Wednesday, July 20, 2022

In which I feel some responsibility to point out that the phrase “the black pill” is not owned by incels

May 5, 2022

If you’re like me, you remember “Pepe the Frog” fondly. (“It’s dat boi!”). Not because of the Nazi connotations the meme later became associated with, but I remember it fondly just for it, as it was, before the scum settled onto it. Pepe the Frog, after all, was not originally anything to do with the alt-right nonsense. A cursory search on the ‘net will reveal that. I remember the days very fondly when Pepe was just Pepe, and not co-opted into a hate symbol. The alt-right doesn’t own dat boi Pepe. 

Isn’t it kind of pathetic that once again the arch-conservative meme is a blatant cooptation of another’s work? This time, I’m concerned with the phrase “the black pill” which is apparently now big in the incel “movement” - although what about that is a movement, I couldn’t tell ya. 

I’m a little tepid about this academic trend of studying the alt-right and extremists on the ‘net, because they really do it with terrible blinders on. If you search for papers with the phrase “black pill”, the academic consensus of those researchers of the alt-right is that it originated from a comment on an anti-feminist blog post from 2011. But, they must mean to say that it is only in the context of the alt-right that the phrase “started” there. Because “the black pill”, like Pepe, was co-opted from another source, and a completely opposite kind of meaning. The incels don’t own “the black pill”.

There are three major references to the phrase “the black pill” before 2010 - which is when the first publicly co-opted use of the term was posted - that even a public search engine found. 

The first reference overall is from 1895, and written maybe 1886, in a handwritten manuscript by Rudyard Kipling. It’s slightly racialized in that Kipling kind of way, and seems to portray a British colonial administrator who likes opium, and not only, perhaps, for the purpose of sedating horses. The reference “black pill” in the context of opium or painkillers is seen in some medical publications too, of more recent provenance. 

The second reference is to one of those “CIA rumors” you often hear about on the open ‘net. That comes in about the year 2000. It’s supposedly a truth serum, and the same article asserts that it is a rumor only. 

The third reference is the funniest nail in the coffin for this incel theory for the origin of the phrase “black pill”. In fact, if we set the scope to include only pop culture from the 2000’s, this is the origin of the phrase “the black pill”: the track “They Say”by Common, feat. Kanye West, on Common’s 2005 album Be. The direct quote is from Common’s opening verse: 

I’m the black pill in the Matrix, the saturated life

Now, not only is this the first post-millennium pop culture reference to “the black pill”, but we know that Common meant something entirely different when he wrote that. We know that because there is a website called RapGenius (now just called Genius) where artists can annotate their own verses, and Common annotated that exact phrase, in video form, on RapGenius. 

You can see his explanation for yourself. I think it’s fairly paraphrased that “the black pill” in the original formulation by Common shows you the need for diversity and multiculturalism to overcome the oppressive sameness and lack of originality of the modern world. 

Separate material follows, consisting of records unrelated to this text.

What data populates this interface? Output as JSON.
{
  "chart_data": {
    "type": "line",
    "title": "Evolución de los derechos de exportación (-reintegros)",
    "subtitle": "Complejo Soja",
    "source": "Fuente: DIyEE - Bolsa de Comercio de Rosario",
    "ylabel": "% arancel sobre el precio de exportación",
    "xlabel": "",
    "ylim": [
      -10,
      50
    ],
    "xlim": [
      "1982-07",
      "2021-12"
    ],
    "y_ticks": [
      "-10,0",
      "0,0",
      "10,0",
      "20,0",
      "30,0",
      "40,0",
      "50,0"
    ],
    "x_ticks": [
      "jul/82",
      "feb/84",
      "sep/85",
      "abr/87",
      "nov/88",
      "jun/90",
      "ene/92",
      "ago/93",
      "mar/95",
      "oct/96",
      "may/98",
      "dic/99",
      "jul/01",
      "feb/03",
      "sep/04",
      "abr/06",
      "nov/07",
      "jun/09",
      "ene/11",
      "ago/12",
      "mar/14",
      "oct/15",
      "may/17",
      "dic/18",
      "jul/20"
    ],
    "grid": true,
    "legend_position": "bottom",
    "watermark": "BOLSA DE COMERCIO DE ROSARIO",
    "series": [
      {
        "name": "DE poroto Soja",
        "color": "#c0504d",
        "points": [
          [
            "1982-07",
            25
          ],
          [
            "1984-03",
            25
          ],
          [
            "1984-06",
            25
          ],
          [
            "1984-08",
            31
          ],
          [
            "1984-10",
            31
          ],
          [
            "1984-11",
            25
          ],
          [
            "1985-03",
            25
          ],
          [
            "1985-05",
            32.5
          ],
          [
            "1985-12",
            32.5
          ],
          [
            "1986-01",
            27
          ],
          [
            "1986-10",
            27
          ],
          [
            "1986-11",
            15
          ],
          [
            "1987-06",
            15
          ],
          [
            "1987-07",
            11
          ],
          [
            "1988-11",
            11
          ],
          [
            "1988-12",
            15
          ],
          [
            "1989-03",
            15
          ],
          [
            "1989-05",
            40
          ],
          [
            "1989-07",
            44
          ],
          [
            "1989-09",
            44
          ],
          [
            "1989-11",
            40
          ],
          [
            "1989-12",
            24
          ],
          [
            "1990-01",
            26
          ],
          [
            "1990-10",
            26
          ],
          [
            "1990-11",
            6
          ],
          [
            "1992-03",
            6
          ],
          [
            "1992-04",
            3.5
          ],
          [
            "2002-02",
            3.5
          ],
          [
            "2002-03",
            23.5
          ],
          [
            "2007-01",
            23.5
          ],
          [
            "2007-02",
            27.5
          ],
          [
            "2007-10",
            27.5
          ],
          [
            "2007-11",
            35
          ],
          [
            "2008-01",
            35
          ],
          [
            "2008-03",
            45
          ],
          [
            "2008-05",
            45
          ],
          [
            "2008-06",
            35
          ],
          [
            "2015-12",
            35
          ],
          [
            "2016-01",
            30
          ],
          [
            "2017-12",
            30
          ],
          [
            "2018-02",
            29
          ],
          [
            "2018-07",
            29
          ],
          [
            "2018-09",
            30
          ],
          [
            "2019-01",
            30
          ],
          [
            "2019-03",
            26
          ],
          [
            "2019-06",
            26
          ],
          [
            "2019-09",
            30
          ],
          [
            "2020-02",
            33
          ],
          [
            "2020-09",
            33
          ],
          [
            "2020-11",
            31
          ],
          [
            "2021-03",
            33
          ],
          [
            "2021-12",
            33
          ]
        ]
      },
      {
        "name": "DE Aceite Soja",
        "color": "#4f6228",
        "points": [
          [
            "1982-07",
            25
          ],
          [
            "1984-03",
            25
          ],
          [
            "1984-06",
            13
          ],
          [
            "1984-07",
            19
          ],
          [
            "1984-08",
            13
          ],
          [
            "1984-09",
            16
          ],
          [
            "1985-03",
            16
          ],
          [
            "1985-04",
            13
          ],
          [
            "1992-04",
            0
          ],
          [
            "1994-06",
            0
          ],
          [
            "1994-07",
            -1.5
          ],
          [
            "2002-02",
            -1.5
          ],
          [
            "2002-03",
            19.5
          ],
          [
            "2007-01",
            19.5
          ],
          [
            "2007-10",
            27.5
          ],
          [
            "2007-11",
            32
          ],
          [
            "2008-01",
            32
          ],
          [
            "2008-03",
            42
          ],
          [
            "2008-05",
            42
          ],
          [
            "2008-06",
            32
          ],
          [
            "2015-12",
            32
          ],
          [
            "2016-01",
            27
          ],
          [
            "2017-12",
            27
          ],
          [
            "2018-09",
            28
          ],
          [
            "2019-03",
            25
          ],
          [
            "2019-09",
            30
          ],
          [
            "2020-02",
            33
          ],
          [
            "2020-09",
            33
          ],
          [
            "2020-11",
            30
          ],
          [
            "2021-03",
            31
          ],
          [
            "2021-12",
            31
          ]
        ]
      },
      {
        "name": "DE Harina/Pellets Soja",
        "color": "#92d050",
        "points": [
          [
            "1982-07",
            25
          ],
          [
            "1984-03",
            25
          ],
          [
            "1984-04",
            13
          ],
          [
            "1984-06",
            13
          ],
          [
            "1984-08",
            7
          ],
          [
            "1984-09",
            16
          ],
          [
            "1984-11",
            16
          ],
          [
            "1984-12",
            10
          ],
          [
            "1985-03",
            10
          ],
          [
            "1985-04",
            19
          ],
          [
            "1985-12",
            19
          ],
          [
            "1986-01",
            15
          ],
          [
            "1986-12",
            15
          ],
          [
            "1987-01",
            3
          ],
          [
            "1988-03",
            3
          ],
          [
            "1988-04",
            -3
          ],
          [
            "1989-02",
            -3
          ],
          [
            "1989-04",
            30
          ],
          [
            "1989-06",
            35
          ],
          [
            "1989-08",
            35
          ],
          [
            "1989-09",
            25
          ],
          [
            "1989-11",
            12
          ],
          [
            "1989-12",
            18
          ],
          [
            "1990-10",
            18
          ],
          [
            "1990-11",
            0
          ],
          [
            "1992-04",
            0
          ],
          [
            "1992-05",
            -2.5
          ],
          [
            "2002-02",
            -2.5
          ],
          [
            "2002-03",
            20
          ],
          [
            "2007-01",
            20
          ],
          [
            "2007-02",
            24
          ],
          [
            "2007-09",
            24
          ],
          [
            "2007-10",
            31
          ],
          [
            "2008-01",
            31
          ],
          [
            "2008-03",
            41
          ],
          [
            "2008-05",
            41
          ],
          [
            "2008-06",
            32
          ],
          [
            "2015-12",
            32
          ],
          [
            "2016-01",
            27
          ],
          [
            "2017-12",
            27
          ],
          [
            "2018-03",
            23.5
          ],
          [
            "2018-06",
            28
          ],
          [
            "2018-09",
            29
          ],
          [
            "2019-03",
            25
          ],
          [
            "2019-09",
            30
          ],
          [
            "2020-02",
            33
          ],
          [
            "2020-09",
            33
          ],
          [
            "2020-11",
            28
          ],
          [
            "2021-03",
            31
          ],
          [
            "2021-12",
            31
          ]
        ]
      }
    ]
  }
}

You can see how clearly this phrase was co-opted to mean something in the exact opposite realm of what it used to mean - as a concept, i.e. not as a drug or medicine - and that this is, once again, a Pepe situation. The alt-right very clearly hasn’t a single item of cultural capital that’s original to them; we see that time and time again. 

I left out some other references like a 1981 movie that’s really about opium in the same but less enormous way that The Big Lebowski is about weed (and more!) and a Tibetan Buddhist practice of making black pills for spiritual medicine - all in the interest of getting to the point. 

It’s too bad we were too late in this to save Chris Orrick from having to rebrand his entire back catalog after performing under the name “Red Pill” for a long time. He was Red Pill before there was a toxic masculinity slogan called “red pilling”. But let’s draw a line, here.